Reihe anderer, wie das Arbeits-, Handels-, Verteidigungs-, Transportministerium und zahlreiche amtliche und private Institutionen und Firmen wie die Post, der Kohlenbergbau, die Eisenbahnen, die Schiffahrt, die erdölverarbeitende und chemische Industrie und andere. Dabei war diesen Filmen ein Platz im normalen Kinoprogramm eingeräumt. Und außerdem ging das ganze bereits in den dreißiger Jahren vor sich. Einige Dutzend Österreicher, die schon anfangs der dreißiger Jahre der österreichischen Misere und Kleinheit der Verhältnisse oder später dem Dritten Reich entwichen, haben sich unterdessen in Hollywood als führende Filmleute qualifiziert, Leute wie Billy Wilder, Otto Preminger, Oskar Ho- molka, Walter Slezak. Sie würden wahrscheinlich nicht ungern heimkehren, wenn man sie aufforderte, dem österreichischen Film auf die Beine zu helfen.

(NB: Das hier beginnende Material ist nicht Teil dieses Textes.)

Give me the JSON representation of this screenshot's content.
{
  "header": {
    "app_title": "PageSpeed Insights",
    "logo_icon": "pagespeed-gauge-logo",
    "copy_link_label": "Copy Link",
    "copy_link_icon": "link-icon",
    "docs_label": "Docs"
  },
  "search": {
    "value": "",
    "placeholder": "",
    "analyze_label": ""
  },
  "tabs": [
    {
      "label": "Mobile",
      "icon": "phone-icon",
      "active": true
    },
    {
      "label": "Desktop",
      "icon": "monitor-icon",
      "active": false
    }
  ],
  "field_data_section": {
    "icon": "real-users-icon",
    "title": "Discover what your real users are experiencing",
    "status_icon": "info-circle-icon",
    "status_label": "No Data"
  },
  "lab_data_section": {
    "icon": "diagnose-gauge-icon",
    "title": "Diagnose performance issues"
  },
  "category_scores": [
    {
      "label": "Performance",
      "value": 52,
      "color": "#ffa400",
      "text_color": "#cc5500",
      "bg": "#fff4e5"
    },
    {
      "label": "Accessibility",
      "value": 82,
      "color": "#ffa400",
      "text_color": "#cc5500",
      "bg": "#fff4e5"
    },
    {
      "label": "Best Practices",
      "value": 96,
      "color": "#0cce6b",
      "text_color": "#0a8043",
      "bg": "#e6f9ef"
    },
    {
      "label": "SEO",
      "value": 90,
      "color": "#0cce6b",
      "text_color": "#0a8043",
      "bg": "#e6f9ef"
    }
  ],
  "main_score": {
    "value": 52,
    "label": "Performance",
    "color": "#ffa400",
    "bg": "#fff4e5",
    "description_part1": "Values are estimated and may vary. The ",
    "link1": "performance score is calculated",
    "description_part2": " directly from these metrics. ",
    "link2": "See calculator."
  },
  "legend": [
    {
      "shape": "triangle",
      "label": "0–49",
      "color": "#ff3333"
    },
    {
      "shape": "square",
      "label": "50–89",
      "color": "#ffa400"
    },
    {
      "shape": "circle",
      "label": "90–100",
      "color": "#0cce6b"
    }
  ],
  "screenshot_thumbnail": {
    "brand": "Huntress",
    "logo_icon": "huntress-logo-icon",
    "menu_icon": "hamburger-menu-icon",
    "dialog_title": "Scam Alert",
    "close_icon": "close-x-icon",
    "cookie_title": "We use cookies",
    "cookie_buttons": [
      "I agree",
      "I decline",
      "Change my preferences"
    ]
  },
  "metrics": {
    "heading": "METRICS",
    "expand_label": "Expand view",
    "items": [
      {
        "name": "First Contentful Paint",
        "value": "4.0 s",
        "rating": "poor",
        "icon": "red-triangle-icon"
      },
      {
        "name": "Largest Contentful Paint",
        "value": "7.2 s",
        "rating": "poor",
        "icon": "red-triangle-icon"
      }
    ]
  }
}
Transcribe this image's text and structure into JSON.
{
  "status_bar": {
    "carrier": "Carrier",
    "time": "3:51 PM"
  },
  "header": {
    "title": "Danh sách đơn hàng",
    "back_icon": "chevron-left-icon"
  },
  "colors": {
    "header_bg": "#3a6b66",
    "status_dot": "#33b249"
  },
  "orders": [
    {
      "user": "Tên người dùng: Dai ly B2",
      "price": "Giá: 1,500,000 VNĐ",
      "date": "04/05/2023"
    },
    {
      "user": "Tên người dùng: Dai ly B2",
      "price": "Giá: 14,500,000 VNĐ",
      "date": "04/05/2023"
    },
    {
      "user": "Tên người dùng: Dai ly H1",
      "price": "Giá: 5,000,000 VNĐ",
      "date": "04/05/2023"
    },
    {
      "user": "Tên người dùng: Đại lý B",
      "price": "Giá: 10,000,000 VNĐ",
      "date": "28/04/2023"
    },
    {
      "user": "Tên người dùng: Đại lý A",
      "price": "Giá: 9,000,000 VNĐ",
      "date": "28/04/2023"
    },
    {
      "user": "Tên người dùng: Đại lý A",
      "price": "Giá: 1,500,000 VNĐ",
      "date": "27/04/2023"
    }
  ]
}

Produzent oder Almosenempfänger

Es gilt gar nicht, eine Kunstdiktatur über die Künstler auszuüben, eher aber wohl über jene industriellen, wirtschaftlichen und gewerblichen Triebkräfte — ob staatliche, gemeinwirtschaftliche oder private —, welche die Kunst und die Künstler entweder ungenügend oder schlecht oder gar nicht in Anspruch nehmen. Kaum ein Zweig der Wirtschaft, der heute nicht auf die eine oder andere Weise finanziell oder sonstwie vom Staat abhängig ist. Warum sollte es nicht auch in Sachen der Kunst so sein, sofern jene hierin selber keine Initiative besitzen? Die Auseinanderspaltung von Funktion und Kunst, oder richtiger gesagt die Wegspaltung der Kunst aus dem Bauwesen ist erschrecklich. Unsere Architekten sind heute technisch ausgerüstete Kalkulanten und Sklaven der Gestehungs-, Material- und Arbeitskosten und Normen, Künstler sind sie keine. Und sie sind von der künstlerischen Gesinnung der Fünktionalfitferi ‘der Jahrhundertwende und der zwanziger Jahre, der Loos, Hoffmann und Behrens, auf die sie sich schlechten Gewissens zuweilen berufen, so weit entfernt wie der freihändig gezeichnete Kreis eines Dürer von dem mit einem Zirkel hergestellten eines Hauptschülers. Die Kunst aber ist noch mehr vom gesellschaftlichen Leben losgelöst, noch mehr in die Ecke verkannter Genialität gedrängt denn je zuvor und wird als überflüssiger Aufputz und krampfiger lokalhistorischer Hinweis a n die Ecken von Neubaufassaden geklebt. Ministerielle Ankäufe von Bildern und andere Arten der Förderung sind — seien wir ehrlich — doch letzten Endes nur verhüllte Almosen an jene Menschen, deren eigentliche Funktion und Fähigkeit, unser Leben zu beseelen, neue Wirklichkeiten zu schaffen, wenig oder gar nicht ausgenützt und zumeist völlig ignoriert werden.